The main obstacle is elsewhere: the sheer amount of work needed to produce a MOOC. It is not just a matter of standing in front of a camera and recording your usual spiel; you need to rethink the material thoroughly, divide it into short segments (typically 6-8 minutes, which does not come easily to verbose speakers like me), follow various rules that the MOOC experts will be glad to teach you, have impeccable slides (since any typo or other defect will remain for the whole world to see), and aim for impeccable delivery. The task is particularly hard if, like me, you are a nervous person and tend to stumble just because you know you should not because you are recording. I have gone through hundreds of false starts and rejected takes (although less now ,as I am finally becoming more relaxed).
The effort of devising and recording a MOOC is far more than what it usually takes to prepare slides and possibly a few lecture notes. In addition, you need some technical assistance. To refer to something else of which I also have practice, the effort for a MOOC is not unlike that of writing a textbook.

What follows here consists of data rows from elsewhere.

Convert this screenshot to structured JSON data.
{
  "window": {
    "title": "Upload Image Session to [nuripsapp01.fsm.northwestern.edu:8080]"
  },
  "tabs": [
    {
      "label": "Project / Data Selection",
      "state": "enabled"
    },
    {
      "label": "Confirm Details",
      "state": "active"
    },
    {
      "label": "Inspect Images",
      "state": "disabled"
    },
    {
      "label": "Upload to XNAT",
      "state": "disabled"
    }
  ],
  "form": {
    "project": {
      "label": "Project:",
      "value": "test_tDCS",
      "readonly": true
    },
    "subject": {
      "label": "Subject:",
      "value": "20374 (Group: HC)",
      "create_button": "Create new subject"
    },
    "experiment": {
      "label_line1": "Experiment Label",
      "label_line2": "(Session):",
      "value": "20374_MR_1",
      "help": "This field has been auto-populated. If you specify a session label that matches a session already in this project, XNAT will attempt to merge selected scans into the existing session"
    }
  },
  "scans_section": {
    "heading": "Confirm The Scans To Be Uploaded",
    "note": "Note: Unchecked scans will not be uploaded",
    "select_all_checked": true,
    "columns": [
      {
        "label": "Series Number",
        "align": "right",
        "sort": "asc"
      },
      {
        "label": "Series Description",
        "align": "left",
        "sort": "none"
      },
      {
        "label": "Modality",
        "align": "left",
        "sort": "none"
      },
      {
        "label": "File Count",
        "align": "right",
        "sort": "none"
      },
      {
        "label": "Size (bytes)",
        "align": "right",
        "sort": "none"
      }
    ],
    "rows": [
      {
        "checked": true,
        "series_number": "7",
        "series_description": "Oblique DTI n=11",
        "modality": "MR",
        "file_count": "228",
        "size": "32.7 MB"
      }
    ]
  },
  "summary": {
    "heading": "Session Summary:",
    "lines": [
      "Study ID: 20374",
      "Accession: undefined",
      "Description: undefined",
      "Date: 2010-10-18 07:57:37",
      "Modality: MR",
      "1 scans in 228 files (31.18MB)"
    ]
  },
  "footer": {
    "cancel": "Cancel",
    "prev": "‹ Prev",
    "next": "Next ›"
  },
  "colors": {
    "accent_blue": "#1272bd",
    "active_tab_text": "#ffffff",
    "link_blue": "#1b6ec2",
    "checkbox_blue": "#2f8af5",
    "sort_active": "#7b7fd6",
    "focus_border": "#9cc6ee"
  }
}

Indeed, the approach has worked well for me, since I am usually able to offer the combination of my own MOOC, my own textbook, slides, and other course material (such as exercises) developed over some time. Others may have to resort to external sources for some of these elements, such as someone else's textbook (or even someone else's MOOC, but I would recommend caution here). The Trio system will still work and deliver its benefits.
In general, you will have to develop and record your own video lectures. Not all courses justify that effort, but for those that do, my experience has shown the result to be rewarding.
The benefit of teaching through direct student interaction is, of course, not a new idea. The term "Socratic" takes us back to a great pedagogue of the 5th century BC who taught, among others, Plato and Xenophon. Closer to us, it is not surprising that elite institutions in several countries have long practiced interactive discussion as a key teaching technique, from Oxford tutorials to the "colles" of French Classes Préparatoires and "Petites Classes" at Polytechnique (where, in my time, the main math lecture was taught by a Fields medal winner and these group lab sessions by mere full professors from top universities).
With the Trio system, any institution can use these techniques, and interactive Q&A becomes the main form of teacher-student encounter, not a supplementary tool.
For applicable courses I would not, in spite of the effort that the Trio system implies, go back to the traditional way. Not everyone will agree, and new techniques will come in to recast the question once more -- a discussion that I will be excited to have at the Villebrumier workshop.
Acknowledgment: my MOOC experience and the development of the techniques presented here owe a lot. over many years, to the ideas, prompting, and assistance of Marco Piccioni.
Bertrand Meyer is a professor at the Constructor Institute (Schaffhausen, Switzerland) and chief technology officer of Eiffel Software (Goleta, CA).